1993 yılında Ankara'daki evinin önünde aracına konulan bombanın patlaması sonucu yaşamını yitiren araştırmacı gazeteci, yazar Uğur Mumcu’nun katledilişinin 26’nci yıl dönümündeyiz.

Her 24 Ocakta O’nu ülke çapında anıyoruz. Mumcu’yu anmaktan öte anlamamız gerekiyor. Katledilişinin üzerinden çeyrek asır geçmiş, ama o hala günümüze ışık tutuyor. Öngörüleri bir bir çıkıyor. Ülke gerçek bir aydınını, bir kalpaksız Kuvayı Milliyecisini, gerçeğin peşinde koşan, korkusuz bir araştırmacı, gazetecisini kaybetti.

Katledilişinin ardından en üst düzeydeki yetkilileri “namus sözü” verdiği halde, o söz hiç yerine gelmedi. Mumcu suikastı aydınlatılmadı, ya da aydınlatılamadı.

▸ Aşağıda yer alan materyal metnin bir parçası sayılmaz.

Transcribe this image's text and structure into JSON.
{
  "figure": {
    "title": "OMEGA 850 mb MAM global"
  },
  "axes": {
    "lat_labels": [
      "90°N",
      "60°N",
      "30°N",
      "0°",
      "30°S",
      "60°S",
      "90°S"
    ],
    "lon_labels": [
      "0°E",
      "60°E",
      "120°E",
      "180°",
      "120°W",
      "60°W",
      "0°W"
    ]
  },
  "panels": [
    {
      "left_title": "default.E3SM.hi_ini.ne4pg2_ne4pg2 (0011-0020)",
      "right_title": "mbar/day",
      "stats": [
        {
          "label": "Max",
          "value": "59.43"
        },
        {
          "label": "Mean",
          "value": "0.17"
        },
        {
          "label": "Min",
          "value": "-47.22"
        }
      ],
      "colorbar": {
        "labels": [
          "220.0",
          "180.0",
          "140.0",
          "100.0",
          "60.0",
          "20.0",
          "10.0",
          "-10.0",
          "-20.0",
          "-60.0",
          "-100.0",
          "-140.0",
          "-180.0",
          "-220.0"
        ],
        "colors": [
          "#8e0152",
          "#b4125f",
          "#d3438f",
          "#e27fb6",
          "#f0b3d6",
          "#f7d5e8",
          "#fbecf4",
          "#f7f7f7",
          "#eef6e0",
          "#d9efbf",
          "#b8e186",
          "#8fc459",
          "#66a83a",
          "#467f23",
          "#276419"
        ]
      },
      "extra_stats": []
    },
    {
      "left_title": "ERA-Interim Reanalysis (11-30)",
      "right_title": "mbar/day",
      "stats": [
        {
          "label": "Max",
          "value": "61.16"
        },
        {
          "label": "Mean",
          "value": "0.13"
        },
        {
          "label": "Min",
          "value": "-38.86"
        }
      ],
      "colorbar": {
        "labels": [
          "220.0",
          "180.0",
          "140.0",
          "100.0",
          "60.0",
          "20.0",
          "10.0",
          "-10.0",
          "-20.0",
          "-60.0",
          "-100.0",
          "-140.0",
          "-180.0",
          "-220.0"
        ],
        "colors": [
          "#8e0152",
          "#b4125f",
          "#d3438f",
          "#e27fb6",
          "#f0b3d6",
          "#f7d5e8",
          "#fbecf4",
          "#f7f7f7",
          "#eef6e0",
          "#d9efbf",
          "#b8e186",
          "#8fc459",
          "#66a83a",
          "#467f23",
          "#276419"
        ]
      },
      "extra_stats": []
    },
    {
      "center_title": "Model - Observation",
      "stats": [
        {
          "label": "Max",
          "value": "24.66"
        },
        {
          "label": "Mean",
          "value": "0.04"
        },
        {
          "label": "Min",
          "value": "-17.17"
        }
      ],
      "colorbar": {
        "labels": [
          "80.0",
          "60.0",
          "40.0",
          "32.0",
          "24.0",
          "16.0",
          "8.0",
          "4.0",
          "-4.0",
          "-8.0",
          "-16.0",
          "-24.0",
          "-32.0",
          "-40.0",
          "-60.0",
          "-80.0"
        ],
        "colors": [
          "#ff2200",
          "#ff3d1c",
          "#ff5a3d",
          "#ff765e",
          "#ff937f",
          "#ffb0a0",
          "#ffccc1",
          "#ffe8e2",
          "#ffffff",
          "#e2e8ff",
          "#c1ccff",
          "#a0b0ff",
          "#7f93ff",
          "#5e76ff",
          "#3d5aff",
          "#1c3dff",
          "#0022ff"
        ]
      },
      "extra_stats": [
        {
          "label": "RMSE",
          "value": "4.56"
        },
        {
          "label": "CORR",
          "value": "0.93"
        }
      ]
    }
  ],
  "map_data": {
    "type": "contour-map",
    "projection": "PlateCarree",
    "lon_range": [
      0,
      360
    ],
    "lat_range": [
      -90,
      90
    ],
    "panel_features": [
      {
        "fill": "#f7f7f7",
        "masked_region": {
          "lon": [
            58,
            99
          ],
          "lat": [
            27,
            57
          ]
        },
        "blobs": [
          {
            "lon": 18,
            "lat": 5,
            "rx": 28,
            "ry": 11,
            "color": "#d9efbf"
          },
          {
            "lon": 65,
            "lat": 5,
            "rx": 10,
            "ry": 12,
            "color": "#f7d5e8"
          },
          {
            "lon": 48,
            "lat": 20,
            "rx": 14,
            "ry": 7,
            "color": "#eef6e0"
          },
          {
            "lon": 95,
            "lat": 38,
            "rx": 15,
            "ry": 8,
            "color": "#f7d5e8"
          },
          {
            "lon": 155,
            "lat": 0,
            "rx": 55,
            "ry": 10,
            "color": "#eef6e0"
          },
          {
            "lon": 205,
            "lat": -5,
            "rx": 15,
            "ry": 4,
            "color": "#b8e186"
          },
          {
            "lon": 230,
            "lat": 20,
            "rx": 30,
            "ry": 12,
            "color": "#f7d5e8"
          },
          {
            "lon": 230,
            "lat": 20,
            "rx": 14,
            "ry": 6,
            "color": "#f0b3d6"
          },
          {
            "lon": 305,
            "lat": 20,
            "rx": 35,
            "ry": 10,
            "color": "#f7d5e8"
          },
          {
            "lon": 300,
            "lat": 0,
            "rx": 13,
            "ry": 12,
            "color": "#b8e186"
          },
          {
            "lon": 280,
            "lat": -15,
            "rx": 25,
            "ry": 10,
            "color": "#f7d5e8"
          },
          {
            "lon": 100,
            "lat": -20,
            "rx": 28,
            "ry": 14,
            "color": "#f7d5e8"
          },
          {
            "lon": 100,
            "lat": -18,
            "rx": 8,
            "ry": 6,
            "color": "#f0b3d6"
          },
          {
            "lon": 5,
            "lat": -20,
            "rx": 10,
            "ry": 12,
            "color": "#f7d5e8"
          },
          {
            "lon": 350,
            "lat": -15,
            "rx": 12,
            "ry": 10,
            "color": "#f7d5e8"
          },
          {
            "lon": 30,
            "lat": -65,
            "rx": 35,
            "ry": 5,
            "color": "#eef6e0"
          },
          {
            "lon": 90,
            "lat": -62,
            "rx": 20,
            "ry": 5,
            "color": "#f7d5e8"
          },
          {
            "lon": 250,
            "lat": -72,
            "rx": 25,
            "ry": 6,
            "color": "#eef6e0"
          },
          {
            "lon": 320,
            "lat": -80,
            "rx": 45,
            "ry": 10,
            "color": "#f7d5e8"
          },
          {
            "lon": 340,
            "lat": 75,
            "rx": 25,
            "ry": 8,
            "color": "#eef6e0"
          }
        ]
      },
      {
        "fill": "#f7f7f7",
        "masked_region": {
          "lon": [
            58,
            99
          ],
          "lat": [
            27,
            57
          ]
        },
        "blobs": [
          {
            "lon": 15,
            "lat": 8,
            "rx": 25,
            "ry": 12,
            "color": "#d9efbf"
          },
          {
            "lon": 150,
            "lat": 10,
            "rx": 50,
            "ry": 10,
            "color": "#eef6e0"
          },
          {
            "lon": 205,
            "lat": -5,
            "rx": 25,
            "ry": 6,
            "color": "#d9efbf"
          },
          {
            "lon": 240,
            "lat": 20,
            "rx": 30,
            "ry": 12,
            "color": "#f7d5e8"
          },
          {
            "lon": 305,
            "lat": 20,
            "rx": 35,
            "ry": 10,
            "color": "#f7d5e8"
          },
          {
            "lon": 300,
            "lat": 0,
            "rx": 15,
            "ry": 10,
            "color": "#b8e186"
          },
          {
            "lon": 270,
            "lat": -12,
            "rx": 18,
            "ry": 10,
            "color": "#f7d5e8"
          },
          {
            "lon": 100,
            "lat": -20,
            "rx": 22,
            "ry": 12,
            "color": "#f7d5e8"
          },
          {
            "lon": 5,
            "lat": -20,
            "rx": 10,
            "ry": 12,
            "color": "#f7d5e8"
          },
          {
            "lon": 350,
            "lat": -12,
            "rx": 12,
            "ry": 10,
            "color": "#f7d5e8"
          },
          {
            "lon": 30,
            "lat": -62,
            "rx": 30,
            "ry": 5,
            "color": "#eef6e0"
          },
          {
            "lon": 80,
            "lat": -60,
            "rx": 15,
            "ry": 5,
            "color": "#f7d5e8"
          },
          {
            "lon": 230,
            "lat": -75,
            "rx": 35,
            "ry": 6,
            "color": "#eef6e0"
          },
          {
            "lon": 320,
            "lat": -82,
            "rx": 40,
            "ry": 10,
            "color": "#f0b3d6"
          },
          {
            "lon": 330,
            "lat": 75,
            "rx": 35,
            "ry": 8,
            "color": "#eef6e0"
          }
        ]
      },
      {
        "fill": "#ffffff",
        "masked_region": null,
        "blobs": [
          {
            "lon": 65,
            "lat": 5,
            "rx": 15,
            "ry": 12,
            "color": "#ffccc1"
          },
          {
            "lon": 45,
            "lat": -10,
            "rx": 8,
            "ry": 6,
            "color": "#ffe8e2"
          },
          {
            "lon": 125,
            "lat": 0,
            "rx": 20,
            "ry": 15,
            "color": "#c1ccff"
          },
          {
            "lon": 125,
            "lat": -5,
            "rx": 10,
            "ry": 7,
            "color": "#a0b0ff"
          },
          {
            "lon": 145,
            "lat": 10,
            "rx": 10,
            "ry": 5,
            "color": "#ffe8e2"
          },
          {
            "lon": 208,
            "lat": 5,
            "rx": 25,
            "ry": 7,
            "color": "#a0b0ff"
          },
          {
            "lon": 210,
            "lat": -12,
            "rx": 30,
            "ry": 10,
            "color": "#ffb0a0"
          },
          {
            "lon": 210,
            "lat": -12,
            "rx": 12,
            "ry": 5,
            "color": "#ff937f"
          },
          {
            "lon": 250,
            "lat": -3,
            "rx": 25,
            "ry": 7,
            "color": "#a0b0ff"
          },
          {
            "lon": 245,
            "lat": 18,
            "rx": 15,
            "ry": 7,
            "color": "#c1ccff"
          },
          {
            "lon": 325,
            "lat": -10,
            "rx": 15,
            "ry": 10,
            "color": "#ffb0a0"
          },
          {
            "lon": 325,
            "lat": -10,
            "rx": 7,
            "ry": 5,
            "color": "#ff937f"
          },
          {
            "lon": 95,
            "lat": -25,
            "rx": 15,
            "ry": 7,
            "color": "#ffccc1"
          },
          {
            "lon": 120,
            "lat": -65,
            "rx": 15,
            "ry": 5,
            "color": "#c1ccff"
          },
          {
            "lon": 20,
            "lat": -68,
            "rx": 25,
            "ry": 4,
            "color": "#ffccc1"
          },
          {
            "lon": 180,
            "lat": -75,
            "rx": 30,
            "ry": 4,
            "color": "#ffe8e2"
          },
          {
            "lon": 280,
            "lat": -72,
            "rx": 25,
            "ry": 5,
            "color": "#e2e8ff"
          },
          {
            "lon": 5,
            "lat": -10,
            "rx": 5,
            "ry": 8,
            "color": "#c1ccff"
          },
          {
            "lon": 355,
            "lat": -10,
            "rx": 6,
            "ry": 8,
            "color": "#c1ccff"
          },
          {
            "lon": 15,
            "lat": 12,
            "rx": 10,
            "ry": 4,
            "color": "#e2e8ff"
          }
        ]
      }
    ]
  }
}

Mumcu iyi bir araştırmacı, sorgulayan ve çoğu zaman da, kara mizah yoluyla anlatmak istediğini, herkesin anlayabileceği dille anlatan bir gazeteci ve köşe yazarıydı. Gazeteceliğe ve köşe yazarlığına soyunanların önünde, iki seçenek vardır. Birincisi gerçeği yazmak, ikincisi çanak yalamak. O birinciyi seçti ve toplumsal çıkarlar için, asla gözünü budaktan esirgemedi. Yıllarca sonra halkının onu unutmaması bu yüzdendir.

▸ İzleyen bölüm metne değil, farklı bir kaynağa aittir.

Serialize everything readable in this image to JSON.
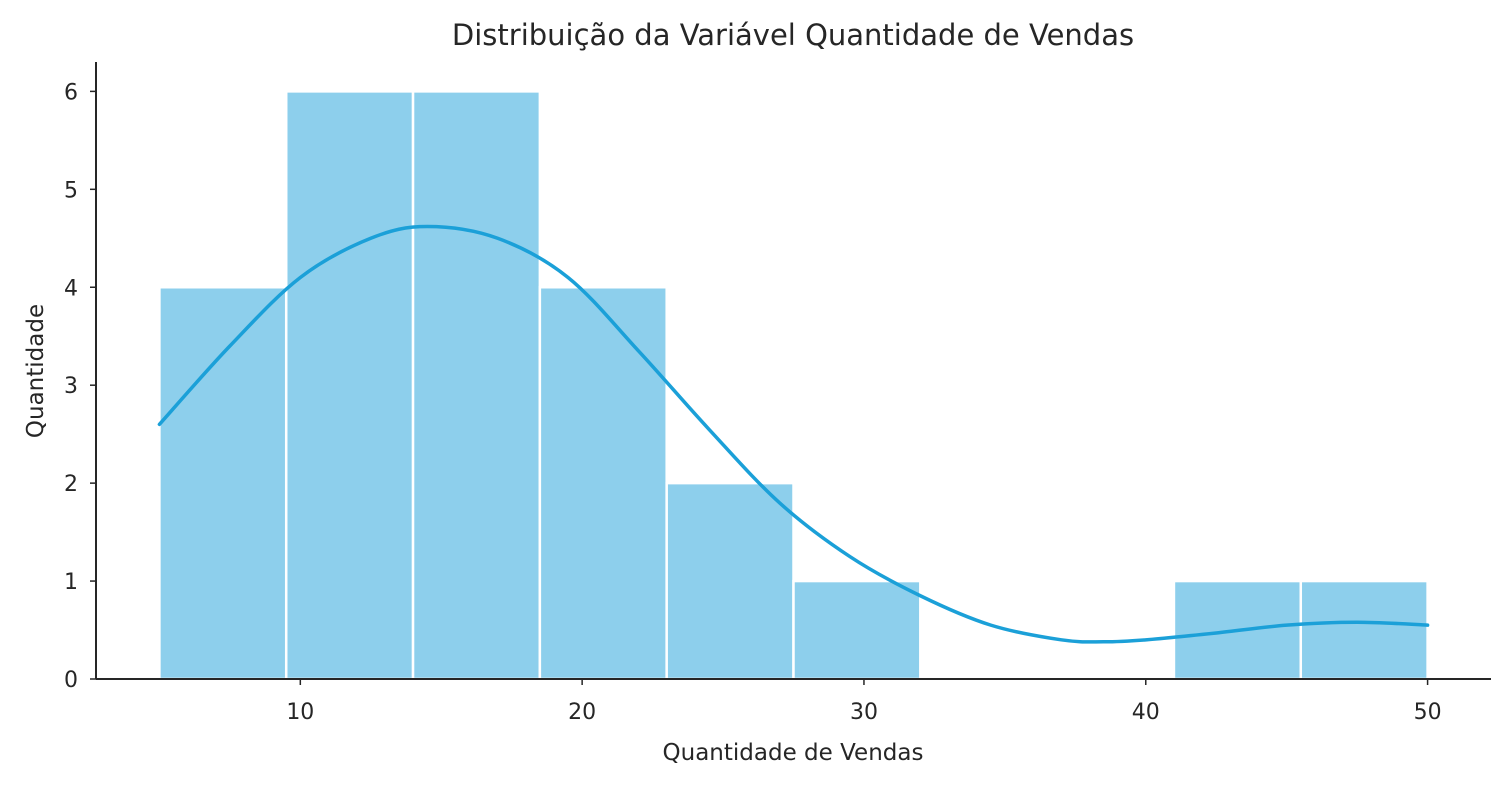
{
  "chart_data": {
    "type": "bar",
    "subtype": "histogram-with-kde",
    "title": "Distribuição da Variável Quantidade de Vendas",
    "xlabel": "Quantidade de Vendas",
    "ylabel": "Quantidade",
    "xlim": [
      2.75,
      52.25
    ],
    "ylim": [
      0,
      6.3
    ],
    "xticks": [
      10,
      20,
      30,
      40,
      50
    ],
    "yticks": [
      0,
      1,
      2,
      3,
      4,
      5,
      6
    ],
    "bins": [
      {
        "x0": 5.0,
        "x1": 9.5,
        "count": 4
      },
      {
        "x0": 9.5,
        "x1": 14.0,
        "count": 6
      },
      {
        "x0": 14.0,
        "x1": 18.5,
        "count": 6
      },
      {
        "x0": 18.5,
        "x1": 23.0,
        "count": 4
      },
      {
        "x0": 23.0,
        "x1": 27.5,
        "count": 2
      },
      {
        "x0": 27.5,
        "x1": 32.0,
        "count": 1
      },
      {
        "x0": 32.0,
        "x1": 36.5,
        "count": 0
      },
      {
        "x0": 36.5,
        "x1": 41.0,
        "count": 0
      },
      {
        "x0": 41.0,
        "x1": 45.5,
        "count": 1
      },
      {
        "x0": 45.5,
        "x1": 50.0,
        "count": 1
      }
    ],
    "kde": {
      "x": [
        5,
        7.5,
        10,
        12.5,
        14.5,
        17,
        19.5,
        22,
        24.5,
        27,
        29.5,
        32,
        34.5,
        37,
        38.5,
        40,
        42.5,
        45,
        47.5,
        50
      ],
      "y": [
        2.6,
        3.4,
        4.1,
        4.5,
        4.62,
        4.5,
        4.1,
        3.35,
        2.55,
        1.8,
        1.25,
        0.85,
        0.55,
        0.4,
        0.38,
        0.4,
        0.47,
        0.55,
        0.58,
        0.55
      ]
    },
    "grid": false,
    "colors": {
      "bar_fill": "#8dcfec",
      "kde_line": "#1ba0d8"
    }
  }
}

Uğur Mumcu cinayeti Bahriye Üçok, Muammer Aksoy, Ahmet Taner Kışlalı, Çetin Emeç gibi, seçkin aydınların katledildiği, seri cinayetlerin bir parçasıdır. Birbirine benzer nitelik taşımaktadır. Hedef, amaç, sonuç aynıdır. Hepsinin de faili meçhuldür.

Aydınlatılamayan o kadar çok karanlık nokta var ki. Hepsi birer soru çengeli olarak insanların beyninde asılı durmaktadır.

“Bir tuğla çekilse, bir duvar uçar” denmişti. Fakat o tuğla bir türlü çekilemedi.

Sayın Süleyman Demirel “namus borcu” dediği halde, neden olayın sonunu getiremedi?

Sayın Bülent Ecevit te Kontr Gerilla’yı dile getirdiği halde, neden olayın üzerine gitmedi?

Olay sonrası deliller çalı süpürgesi ile süpürüldü, deliller de süpürenler de dava müdahillerinin belirttiğine göre sorgulanmadı.

O sömürü, zulüm ve karanlık güçlerin üzerine gitmişti. Tanktan, toptan, kılıçtan, kalkandan korkmayanlar, onun kaleminden korkmuştu. O bu ülkenin konuşan dili, toplumun vicdanıydı. “Kalem” başlıklı makalesinde, söyleyeceklerini söylemişti

“…Bir kalem susar, yerini bir başkası alır. Bu kalemler tükenmez. Ne, kelepçeler, ne demir kapılar, ne iddianameler ve ne de beş yıldan yirmi yıla uzanan hapis cezaları, bu kalemleri korkutamadı, bundan sonra da korkutamaz. Kalemler vardır; sömürünün, vurgunun zırhıdır... Kalemler vardır; özgürlüğün ve barışın silahıdır... Kalemler vardır, gençlerin idam kementlerinde kırılır atılırlar... Kalemler vardır; resmi belgelere durmadan imza atar ve kalemler vardır, yılmadan, usanmadan, eğilmeden, bükülmeden yazar...”

Kalemini eğip bükemeyen güçler, çareyi katletmekte buldular. Türkiye Halkının kalbinde sonsuzluğa gömülen Uğur Mumcu, onurlu bir duruşun, yiğit bir gazetecinin adıdır.